The Gemini fuel cell system was notoriously finnicky, and always seemed to totter on the brink of reliability without actually achieving it. They didn't produce potable water, either -- the water those cells produced was full of an organic sludge euphemistically called the "brown fuzzies" by the engineers. If the cells put out too much water (as happened on one flight), you had a serious problem, since the nasty fuel cell water was used to pressurize the potable water tank. On a lunar flyby, such a problem could lead to a waterlogged outbound crew and a really thirsty inbound crew... not to mention the need to perturb the outbound trajectory frequently with "Constellation Urion".
Finally, the Gemini wasn't designed to handle the thermal loads of constant sunlight for several days at a time. Granted, Apollo needed to do passive thermal control rolls, and Gemini could have done the same thing -- but these kinds of thermal effects hadn't been considered when Gemini was designed. This issue alone might have ended up killing the idea, had it gotten that far.
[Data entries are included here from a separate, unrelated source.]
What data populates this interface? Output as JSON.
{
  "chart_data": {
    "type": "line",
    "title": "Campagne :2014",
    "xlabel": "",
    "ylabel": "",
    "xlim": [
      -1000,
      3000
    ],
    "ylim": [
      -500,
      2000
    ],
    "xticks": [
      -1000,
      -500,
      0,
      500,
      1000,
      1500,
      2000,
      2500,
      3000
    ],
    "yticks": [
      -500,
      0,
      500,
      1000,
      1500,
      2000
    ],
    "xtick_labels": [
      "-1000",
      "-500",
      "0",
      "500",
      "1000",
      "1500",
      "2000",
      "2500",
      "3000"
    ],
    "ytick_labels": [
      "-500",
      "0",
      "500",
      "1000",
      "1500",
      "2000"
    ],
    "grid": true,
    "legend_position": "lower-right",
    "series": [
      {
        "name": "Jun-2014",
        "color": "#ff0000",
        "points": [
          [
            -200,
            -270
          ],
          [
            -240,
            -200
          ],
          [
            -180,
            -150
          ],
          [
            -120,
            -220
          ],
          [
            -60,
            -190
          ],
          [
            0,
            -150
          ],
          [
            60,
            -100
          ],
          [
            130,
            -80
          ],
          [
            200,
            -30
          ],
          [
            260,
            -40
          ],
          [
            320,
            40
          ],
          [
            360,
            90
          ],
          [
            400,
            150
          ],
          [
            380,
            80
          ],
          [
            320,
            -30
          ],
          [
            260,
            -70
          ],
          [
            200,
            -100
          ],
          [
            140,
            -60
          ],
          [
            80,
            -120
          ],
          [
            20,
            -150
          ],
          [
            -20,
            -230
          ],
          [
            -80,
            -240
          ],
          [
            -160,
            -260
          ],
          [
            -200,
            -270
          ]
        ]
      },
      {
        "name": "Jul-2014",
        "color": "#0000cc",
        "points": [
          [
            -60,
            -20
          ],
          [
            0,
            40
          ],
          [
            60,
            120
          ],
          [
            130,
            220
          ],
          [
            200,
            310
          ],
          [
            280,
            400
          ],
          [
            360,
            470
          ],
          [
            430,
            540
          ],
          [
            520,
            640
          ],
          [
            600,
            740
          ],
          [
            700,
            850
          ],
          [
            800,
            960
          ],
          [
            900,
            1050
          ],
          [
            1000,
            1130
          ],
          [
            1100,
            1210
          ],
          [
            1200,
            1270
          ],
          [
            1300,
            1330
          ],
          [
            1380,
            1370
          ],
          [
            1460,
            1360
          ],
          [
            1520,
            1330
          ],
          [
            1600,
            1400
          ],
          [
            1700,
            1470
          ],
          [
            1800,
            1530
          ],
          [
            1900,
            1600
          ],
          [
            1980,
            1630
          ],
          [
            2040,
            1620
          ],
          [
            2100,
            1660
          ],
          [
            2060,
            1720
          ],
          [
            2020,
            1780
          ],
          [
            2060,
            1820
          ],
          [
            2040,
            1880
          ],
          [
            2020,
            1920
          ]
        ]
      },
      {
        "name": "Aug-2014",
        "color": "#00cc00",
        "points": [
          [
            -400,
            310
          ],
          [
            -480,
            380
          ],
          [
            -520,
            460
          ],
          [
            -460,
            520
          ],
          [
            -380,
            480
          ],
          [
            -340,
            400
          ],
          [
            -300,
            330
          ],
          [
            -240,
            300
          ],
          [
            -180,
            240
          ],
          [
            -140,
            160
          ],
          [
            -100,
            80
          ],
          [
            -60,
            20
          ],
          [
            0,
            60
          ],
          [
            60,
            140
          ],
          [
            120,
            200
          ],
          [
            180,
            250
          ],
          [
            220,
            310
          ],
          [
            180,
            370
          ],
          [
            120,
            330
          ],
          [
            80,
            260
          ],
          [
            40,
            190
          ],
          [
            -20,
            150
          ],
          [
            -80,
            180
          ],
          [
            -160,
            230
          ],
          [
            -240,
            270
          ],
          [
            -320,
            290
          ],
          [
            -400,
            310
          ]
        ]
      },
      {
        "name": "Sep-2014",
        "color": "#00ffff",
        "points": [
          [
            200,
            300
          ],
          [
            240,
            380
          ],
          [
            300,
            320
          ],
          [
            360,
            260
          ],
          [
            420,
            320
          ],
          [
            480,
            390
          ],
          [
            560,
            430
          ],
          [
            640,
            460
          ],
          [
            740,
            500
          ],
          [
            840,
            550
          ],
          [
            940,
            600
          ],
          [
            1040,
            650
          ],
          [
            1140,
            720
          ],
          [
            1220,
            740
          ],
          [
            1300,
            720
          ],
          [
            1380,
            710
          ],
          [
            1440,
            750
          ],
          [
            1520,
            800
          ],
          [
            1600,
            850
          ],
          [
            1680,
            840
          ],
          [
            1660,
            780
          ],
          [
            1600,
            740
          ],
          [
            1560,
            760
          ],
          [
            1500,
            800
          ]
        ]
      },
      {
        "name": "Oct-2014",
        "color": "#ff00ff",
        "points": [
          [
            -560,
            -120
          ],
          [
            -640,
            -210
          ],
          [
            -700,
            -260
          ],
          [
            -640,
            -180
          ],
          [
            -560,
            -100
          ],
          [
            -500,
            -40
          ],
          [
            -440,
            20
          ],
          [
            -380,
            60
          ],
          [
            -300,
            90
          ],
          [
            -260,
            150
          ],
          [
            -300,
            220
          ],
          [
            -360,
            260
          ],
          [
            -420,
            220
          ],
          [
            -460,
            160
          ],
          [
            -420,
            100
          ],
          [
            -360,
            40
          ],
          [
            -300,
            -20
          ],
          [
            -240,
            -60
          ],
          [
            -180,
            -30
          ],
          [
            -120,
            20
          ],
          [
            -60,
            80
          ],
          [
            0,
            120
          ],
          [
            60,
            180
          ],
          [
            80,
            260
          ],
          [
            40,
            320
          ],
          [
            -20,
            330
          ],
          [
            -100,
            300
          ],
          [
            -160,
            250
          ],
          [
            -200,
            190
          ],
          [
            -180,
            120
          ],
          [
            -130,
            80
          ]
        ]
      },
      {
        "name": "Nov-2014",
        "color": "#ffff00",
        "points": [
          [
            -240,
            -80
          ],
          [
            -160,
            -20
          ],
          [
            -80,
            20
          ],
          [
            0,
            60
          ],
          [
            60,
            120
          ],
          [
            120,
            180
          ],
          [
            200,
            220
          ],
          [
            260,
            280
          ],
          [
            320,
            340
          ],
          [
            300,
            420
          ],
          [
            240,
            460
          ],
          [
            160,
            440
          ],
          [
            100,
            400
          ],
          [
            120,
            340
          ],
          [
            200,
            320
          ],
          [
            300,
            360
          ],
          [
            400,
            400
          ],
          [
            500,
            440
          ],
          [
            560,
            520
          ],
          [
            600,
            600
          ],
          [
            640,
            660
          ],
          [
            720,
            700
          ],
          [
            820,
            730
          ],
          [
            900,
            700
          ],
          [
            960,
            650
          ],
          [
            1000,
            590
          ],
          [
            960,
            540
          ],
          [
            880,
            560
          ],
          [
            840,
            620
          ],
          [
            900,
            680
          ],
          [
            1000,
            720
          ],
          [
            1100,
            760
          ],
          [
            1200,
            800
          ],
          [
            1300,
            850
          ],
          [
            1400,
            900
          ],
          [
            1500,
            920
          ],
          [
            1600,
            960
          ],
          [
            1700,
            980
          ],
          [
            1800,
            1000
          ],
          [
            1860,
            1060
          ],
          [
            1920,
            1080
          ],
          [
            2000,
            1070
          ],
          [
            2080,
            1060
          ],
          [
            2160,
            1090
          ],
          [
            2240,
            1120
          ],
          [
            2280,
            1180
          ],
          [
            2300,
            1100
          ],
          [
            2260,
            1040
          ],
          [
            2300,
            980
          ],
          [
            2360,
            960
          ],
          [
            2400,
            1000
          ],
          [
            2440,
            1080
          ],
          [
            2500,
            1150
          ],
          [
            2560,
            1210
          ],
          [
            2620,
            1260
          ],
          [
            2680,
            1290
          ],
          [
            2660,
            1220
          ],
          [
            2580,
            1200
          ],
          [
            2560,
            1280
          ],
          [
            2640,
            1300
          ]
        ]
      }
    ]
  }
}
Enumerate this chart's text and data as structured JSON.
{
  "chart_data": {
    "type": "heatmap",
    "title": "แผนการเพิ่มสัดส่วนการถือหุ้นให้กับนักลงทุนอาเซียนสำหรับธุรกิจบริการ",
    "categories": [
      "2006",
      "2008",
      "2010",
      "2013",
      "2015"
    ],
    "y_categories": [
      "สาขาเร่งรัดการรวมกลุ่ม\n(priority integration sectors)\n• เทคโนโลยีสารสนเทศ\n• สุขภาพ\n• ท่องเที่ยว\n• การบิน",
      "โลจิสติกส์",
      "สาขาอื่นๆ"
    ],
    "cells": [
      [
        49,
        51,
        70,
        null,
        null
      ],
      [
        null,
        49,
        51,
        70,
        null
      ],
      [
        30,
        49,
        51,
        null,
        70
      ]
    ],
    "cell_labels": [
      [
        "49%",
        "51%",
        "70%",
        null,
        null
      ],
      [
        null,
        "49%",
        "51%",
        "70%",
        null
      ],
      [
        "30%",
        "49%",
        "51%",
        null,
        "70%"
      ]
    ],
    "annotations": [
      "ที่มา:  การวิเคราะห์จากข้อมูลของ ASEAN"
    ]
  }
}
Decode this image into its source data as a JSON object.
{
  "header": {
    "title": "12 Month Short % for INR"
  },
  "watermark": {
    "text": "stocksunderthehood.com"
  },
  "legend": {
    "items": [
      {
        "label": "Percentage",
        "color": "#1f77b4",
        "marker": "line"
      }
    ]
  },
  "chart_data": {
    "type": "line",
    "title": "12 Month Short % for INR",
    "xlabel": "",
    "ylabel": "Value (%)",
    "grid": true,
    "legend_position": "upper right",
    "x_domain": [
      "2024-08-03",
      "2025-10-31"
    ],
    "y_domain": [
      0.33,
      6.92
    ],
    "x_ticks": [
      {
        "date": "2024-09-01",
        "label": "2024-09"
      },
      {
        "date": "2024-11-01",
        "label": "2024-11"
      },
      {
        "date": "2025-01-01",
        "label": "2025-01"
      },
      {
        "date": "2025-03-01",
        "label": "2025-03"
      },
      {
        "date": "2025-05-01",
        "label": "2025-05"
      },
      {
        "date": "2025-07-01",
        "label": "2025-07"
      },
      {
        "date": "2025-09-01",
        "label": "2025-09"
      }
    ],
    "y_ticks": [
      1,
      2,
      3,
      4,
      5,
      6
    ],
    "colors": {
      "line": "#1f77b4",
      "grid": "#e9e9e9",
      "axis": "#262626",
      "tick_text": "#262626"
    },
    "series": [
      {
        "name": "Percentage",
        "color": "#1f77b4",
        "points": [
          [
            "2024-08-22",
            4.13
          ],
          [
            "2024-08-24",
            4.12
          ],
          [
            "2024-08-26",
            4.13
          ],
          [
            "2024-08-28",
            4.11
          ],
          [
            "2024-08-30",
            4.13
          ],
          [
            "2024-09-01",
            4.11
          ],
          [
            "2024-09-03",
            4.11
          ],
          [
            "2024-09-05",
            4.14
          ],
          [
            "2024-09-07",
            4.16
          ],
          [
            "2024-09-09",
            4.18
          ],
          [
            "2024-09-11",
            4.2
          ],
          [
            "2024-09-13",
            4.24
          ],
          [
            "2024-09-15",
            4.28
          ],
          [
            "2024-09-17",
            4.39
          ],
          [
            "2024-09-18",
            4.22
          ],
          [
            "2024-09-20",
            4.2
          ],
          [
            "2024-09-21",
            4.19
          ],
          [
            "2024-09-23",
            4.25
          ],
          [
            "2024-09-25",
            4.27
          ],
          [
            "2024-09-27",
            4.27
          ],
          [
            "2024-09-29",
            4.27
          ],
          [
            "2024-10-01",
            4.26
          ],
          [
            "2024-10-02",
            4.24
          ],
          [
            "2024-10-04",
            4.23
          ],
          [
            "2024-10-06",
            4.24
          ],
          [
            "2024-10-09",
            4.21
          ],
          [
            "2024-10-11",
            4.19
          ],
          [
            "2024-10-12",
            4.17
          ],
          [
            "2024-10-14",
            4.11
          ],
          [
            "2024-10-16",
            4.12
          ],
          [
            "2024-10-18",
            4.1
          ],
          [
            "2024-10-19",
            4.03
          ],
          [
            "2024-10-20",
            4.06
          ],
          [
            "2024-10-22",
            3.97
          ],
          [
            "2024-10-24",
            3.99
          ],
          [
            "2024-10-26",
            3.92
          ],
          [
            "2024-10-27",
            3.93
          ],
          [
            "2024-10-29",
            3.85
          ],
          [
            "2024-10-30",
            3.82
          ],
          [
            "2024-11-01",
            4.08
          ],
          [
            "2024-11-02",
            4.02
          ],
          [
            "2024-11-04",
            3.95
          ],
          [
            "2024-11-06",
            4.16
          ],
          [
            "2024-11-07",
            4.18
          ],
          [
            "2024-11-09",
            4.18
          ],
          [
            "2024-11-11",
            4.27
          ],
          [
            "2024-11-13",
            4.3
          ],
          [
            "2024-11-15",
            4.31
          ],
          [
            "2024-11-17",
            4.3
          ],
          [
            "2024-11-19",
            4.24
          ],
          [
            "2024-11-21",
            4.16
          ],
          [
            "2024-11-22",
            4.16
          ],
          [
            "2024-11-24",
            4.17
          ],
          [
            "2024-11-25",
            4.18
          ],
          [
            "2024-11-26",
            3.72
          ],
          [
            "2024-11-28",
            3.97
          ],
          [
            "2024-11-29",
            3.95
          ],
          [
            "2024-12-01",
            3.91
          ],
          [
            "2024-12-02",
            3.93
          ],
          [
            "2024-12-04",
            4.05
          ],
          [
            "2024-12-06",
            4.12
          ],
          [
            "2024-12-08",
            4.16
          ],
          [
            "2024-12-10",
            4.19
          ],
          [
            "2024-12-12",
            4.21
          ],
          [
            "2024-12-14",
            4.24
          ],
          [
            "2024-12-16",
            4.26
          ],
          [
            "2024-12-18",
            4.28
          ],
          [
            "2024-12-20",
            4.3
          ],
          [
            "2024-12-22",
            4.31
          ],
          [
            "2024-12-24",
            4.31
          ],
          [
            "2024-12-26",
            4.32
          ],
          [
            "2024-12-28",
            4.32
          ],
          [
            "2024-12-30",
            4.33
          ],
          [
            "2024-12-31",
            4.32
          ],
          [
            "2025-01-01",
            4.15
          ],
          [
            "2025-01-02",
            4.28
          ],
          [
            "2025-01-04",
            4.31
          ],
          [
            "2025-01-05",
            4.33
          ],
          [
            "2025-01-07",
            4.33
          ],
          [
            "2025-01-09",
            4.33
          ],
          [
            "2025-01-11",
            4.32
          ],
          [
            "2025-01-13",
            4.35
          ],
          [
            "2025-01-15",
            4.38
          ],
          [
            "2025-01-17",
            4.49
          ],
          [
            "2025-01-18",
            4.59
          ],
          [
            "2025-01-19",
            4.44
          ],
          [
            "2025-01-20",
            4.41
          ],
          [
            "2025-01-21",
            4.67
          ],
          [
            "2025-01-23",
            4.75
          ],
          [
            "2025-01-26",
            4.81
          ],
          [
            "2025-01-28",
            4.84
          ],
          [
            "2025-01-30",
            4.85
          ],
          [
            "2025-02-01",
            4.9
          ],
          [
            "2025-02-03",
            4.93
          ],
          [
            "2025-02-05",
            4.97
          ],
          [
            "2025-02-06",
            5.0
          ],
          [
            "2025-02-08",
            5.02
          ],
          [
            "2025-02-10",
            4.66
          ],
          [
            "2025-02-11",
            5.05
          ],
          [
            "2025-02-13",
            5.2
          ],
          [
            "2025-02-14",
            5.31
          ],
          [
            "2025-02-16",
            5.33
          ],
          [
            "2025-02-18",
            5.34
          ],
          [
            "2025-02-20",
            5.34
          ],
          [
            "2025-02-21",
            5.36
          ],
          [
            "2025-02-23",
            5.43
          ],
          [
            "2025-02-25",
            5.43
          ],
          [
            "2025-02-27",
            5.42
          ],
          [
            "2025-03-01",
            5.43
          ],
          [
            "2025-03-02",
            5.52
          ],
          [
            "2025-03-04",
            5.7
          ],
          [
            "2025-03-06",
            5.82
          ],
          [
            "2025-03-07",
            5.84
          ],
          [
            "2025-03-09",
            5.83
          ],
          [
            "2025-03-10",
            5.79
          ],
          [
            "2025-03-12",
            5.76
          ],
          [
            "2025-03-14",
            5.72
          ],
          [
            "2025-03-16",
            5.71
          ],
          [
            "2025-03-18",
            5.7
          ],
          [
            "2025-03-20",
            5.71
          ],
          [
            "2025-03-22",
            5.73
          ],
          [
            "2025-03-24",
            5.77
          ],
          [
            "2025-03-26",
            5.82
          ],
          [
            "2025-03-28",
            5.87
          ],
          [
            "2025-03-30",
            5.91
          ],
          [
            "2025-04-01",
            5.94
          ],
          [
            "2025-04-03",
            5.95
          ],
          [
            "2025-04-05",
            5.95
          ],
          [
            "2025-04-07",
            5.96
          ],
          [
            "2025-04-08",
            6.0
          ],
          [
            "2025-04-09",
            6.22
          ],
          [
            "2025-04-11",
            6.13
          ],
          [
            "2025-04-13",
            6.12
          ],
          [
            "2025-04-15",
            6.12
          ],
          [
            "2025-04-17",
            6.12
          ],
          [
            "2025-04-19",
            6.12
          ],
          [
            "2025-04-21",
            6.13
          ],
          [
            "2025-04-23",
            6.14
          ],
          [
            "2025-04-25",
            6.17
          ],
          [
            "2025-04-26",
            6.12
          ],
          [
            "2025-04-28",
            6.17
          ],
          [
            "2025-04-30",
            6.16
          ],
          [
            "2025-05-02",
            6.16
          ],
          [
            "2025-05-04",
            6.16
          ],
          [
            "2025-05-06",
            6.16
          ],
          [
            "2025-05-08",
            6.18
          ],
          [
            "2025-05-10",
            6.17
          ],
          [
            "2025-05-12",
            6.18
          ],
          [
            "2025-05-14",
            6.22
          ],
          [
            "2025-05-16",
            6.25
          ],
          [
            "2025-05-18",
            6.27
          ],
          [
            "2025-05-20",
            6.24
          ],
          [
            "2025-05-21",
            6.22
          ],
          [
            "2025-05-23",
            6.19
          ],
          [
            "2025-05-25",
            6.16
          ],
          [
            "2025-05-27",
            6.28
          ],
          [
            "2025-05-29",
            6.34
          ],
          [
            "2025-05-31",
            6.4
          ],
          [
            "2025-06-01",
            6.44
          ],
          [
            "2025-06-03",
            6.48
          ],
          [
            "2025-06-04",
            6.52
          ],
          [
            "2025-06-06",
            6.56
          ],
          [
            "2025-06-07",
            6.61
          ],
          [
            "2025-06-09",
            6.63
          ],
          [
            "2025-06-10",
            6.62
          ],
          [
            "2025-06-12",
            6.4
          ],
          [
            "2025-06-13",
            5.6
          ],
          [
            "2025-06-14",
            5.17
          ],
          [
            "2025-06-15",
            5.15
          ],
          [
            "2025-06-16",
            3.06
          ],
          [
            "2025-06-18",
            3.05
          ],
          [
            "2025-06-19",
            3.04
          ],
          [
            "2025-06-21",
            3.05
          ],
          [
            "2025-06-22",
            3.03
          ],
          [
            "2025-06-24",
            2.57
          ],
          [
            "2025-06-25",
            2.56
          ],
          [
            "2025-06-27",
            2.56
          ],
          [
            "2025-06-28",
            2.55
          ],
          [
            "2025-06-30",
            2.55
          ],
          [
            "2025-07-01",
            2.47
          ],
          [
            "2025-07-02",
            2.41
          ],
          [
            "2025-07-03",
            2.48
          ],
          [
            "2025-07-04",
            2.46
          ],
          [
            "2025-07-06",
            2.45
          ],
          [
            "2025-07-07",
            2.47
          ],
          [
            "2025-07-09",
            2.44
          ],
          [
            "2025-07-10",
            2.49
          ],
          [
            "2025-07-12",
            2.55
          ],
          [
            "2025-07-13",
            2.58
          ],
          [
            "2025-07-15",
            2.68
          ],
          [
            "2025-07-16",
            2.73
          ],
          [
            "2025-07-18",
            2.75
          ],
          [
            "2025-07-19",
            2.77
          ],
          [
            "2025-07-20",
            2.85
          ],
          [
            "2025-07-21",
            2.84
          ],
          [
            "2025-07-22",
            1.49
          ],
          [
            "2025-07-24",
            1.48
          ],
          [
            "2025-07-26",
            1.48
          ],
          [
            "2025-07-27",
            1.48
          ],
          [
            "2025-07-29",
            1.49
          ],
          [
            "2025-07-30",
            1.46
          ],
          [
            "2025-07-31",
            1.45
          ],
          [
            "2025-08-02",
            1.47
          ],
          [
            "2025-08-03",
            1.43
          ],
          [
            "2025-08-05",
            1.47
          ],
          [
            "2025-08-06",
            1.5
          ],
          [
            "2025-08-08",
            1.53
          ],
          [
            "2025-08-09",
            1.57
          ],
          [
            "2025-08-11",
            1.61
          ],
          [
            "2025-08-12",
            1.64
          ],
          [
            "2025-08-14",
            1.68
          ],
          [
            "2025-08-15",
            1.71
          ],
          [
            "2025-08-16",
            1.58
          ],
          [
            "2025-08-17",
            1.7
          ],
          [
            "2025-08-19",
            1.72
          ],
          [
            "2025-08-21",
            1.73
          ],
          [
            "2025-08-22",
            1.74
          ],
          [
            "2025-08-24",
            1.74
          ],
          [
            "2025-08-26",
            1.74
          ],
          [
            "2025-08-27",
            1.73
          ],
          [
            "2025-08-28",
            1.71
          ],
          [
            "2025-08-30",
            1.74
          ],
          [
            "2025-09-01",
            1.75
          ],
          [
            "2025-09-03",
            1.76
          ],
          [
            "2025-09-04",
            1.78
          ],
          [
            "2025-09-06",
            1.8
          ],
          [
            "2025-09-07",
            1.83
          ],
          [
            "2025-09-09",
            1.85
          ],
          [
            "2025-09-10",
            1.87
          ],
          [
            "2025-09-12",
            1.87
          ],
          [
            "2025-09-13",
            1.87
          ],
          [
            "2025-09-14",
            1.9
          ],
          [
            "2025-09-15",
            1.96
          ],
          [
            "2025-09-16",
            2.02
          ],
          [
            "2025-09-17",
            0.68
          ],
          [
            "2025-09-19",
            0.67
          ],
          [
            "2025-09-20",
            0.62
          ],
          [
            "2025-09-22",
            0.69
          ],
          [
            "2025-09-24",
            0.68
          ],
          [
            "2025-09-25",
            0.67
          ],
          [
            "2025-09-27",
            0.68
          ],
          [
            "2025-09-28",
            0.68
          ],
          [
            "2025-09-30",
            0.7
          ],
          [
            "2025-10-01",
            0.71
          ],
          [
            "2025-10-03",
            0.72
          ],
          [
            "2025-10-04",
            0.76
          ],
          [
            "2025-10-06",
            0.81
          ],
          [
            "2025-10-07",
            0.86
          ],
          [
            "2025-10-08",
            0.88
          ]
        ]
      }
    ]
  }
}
And remember, you'd have to dock with a much bigger propulsion module than a Centaur or a Titan transstage to do more than follow a figure-eight loop-around of the Moon with a Gemini. Yes, it would have been an historic moment, and the Russians fought hard (though ultimately unsuccessfully) to pull off this very type of mission. But compared to what Apollo was capable of, and *designed* to do, trying this stunt with a Gemini was simply an unjustifiable risk.